The decision is a serious blow to global efforts to curb the dominance of internet companies, including Google and Meta, and poses a sharp contrast with the policy of the European Union, which is moving towards enforcing stricter controls on technology giants to prevent them from using their dominance to push out smaller firms and disadvantage consumers.

The government announced its plans to set up the Digital Markets Unit (DMU) in 2020, a year after the CMA began a probe into the influence of US technology platforms and how they collected and used personal data and consumers' interests.

The DMU was expected to be given powers to devise codes of conduct for tech companies and impose fines of up to 10 per cent of annual turnover. It was established in ‘shadow form’ last year and is currently operating with around 60 staff.

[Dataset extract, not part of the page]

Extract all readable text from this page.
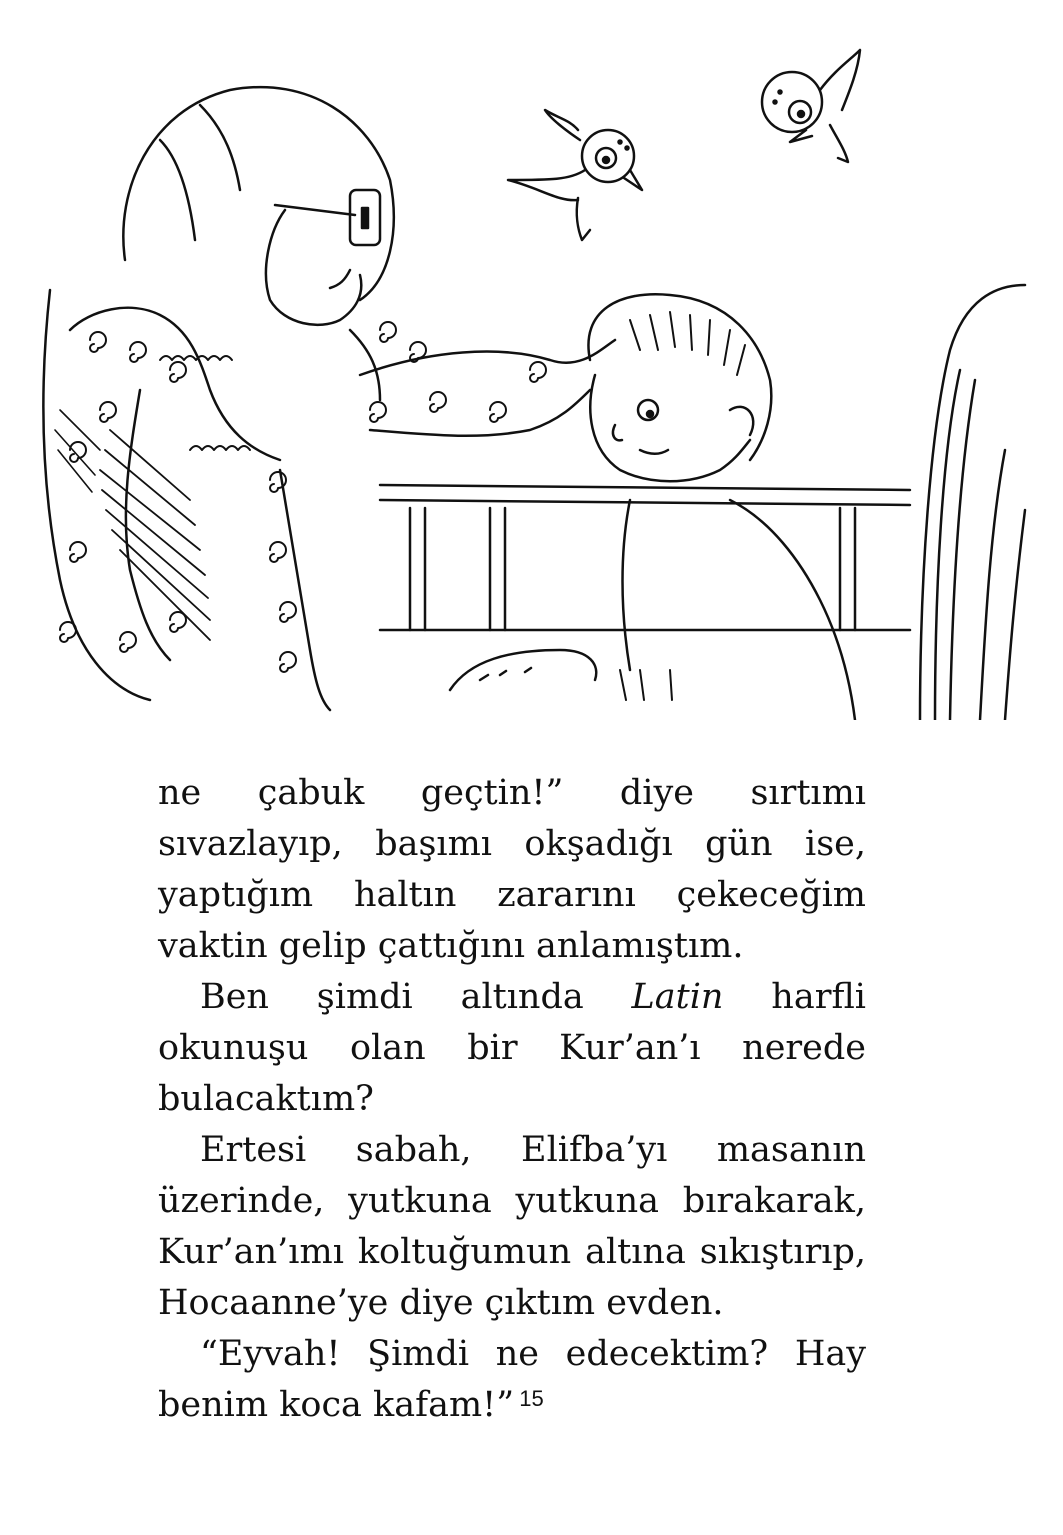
ne çabuk geçtin!” diye sırtımı sıvazlayıp, başımı okşadığı gün ise, yaptığım haltın zararını çekeceğim vaktin gelip çattığını anlamıştım.

Ben şimdi altında Latin harfli okunuşu olan bir Kur’an’ı nerede bulacaktım?

Ertesi sabah, Elifba’yı masanın üzerinde, yutkuna yutkuna bırakarak, Kur’an’ımı koltuğumun altına sıkıştırıp, Hocaanne’ye diye çıktım evden.

“Eyvah! Şimdi ne edecektim? Hay benim koca kafam!” 15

However, it currently has no powers beyond the CMA’s existing capabilities.

In 2019, Google and Meta accounted for nearly 80 per cent of the UK's digital advertising spending of about £14bn, helped by their large user databases and deep pockets, the CMA said.

The government’s decision comes after it dropped a bill from the Queen's Speech on long-delayed reform to audit and corporate governance, following several corporate scandals, causing Tory officials to say Boris Johnson is going cold on state intervention in the economy.

Julian Knight, Tory chair of the Commons Digital, Culture, Media and Sport committee, said if legislation to empower the tech regulator was not in the Queen’s Speech it would “damage the credibility of the whole enterprise”.

“It would be a hammer blow to the capability of the UK to regulate these sectors,” he added.

The original plans for the UK tech regulator had been welcomed by most sectors, including media companies which were set to benefit from new rules of engagement between news publishers and internet groups such as Google and Meta.

The Department for Digital, Culture, Media and Sport said the new UK regime affecting tech companies would “change the conduct of the most powerful tech firms and protect the businesses and consumers who rely on them right across the economy”.